Health Systems

Free State ART shortages: Lack of funding means ART waiting lists are frozen

The head of the Free State Health Department, Professor Pax Ramela, released a statement on 14 November 2008 which explained that ART shortages in the Free State were not the result of financial mismanagement, but of a lack of funding instead. This allegation was initially leveled by doctors in the province who were shocked to learn that the ART coffers were empty.

TAC has been closely monitoring the situation in the Free State since it emerged earlier this month that the Provincial ART roll-out was jeoparised by insufficient financial resources:

This week Ramela explained that the National Treasury had allocated the Free State R189,630,000 for the province’s ART roll-out, through the HIV/AIDS Conditional Grant. This was R63 million below the Free State’s budget for the treatment. Furthermore, the Free State was not one of the beneficiaries of bridging funding made available by Treasury to support the ART roll-out, despite the R63 million budgeting shortfall faced by the province.

Ramela has refuted allegations of financial mismanagment, arguing that: “It is irresponsible to suggest mismanagement as a cause of our Problem”. TAC believes that conducting a provincial HIV/AIDS programme without adequate funds is a form of financial mismanagement.

TAC believes that, as the highest provincial power in charge of the ART roll-out, it was the responsibility of the Free State Health Department in collaboration with the National Department of Health and the National Treasury to ensure that adequate funding for the treatment was procured.

To run out of essential medications and to therefore halt the initiation of new, critically ill patients onto ART is totally unacceptable and threatens the lives of HIV-positive South Africans. On 10 November Palesa Santho, the head ARV pharmacist for the Free State, sent an email to colleagues which stated that she was ‘trying relentlessly to get some Kaletra’. This essential second-line ARV is also used in PMTCT programmes. Stock-outs of Kaletra are extremely harmful to the health of people on the drug, as well as the infants of HIV-positive mothers who would potentially access it via PMTCT.
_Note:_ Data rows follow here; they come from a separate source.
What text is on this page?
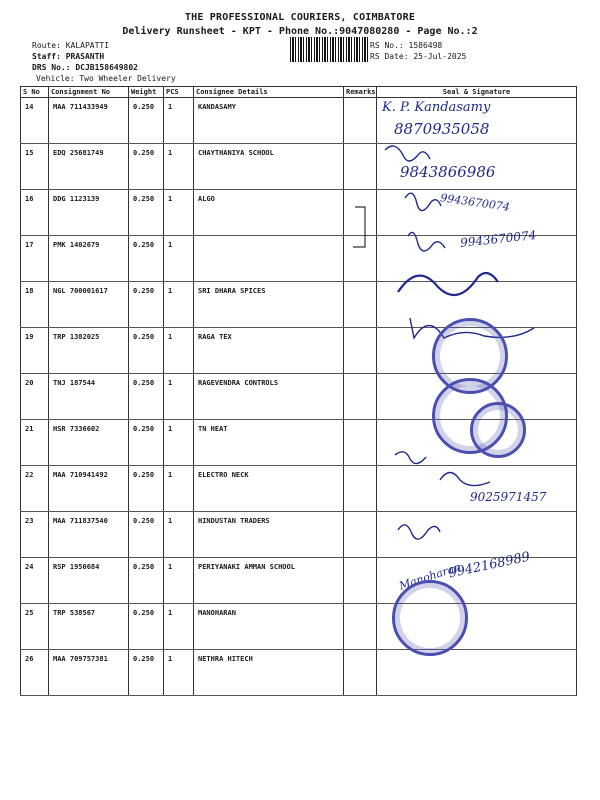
THE PROFESSIONAL COURIERS, COIMBATORE
Delivery Runsheet - KPT - Phone No.:9047080280 - Page No.:2
Route: KALAPATTI
Staff: PRASANTH
DRS No.: DCJB158649802
Vehicle: Two Wheeler Delivery
RS No.: 1586498
RS Date: 25-Jul-2025
S No	Consignment No	Weight	PCS	Consignee Details	Remarks	Seal & Signature
14	MAA 711433949	0.250	1	KANDASAMY		
15	EDQ 25681749	0.250	1	CHAYTHANIYA SCHOOL		
16	DDG 1123139	0.250	1	ALGO		
17	PMK 1402679	0.250	1			
18	NGL 700001617	0.250	1	SRI DHARA SPICES		
19	TRP 1382025	0.250	1	RAGA TEX		
20	TNJ 187544	0.250	1	RAGEVENDRA CONTROLS		
21	HSR 7336602	0.250	1	TN HEAT		
22	MAA 710941492	0.250	1	ELECTRO NECK		
23	MAA 711837540	0.250	1	HINDUSTAN TRADERS		
24	RSP 1950684	0.250	1	PERIYANAKI AMMAN SCHOOL		
25	TRP 538567	0.250	1	MANOHARAN		
26	MAA 709757381	0.250	1	NETHRA HITECH		
K. P. Kandasamy
8870935058
9843866986
9943670074
9943670074
9025971457
Manoharan
9942168989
Ramela explained that the Free State Department of Health had initiated dual therapy for the prevention-of-mother-to-child-transmission of HIV. Dual therapy is preferable to monotherapy because it lowers the risk of HIV transmission to the infant, and also partially protects the mother from developing resistance to some antiretrovirals used in monotherapy regimens. Ramela stated: “The [Free State Health] Department was informed that R7-million would be made available for dual therapy and the Department is yet to receive that funding.”

Because of the delayed start to the public ART roll-out programme, many patients present at clinics in a critical state of health and need to begin ART immediately if their lives are to be saved. TAC applauds the Free State for exceeding its target of initiating 27 000 patients onto ART for this financial year. The Free State’s initiation of an additional 2 291 patients onto ART is a sign that many patients are critically in need of the treatment, and that the provincial Health Department has been striving to meet their needs.

While Ramela stated that no patients in the Free State have yet had their ART regimens interrupted due to the treatment shortages, despite Santho’s warning about shortages of Kaletra, he also explained that ‘the entry of new patients into the programme has been delayed since the beginning of November’. As the average CD4 count of patients beginning ART in South Africa is under 100, there are huge increases in mortality and morbidity if ART is delayed even for a few weeks.

As the ART roll-out is scaled up across South Africa, it is essential that provincial Health Departments receive adequate funding from Treasury to support their roll-outs. As stated by Francois Venter, the President of the HIV/AIDS Clinicians Society : ‘Each further day of delayed treatment has a cumulative negative effect on the roll-out’. TAC continues to receive reports from doctors who are turning critically ill patients away from their clinics because of ART shortages.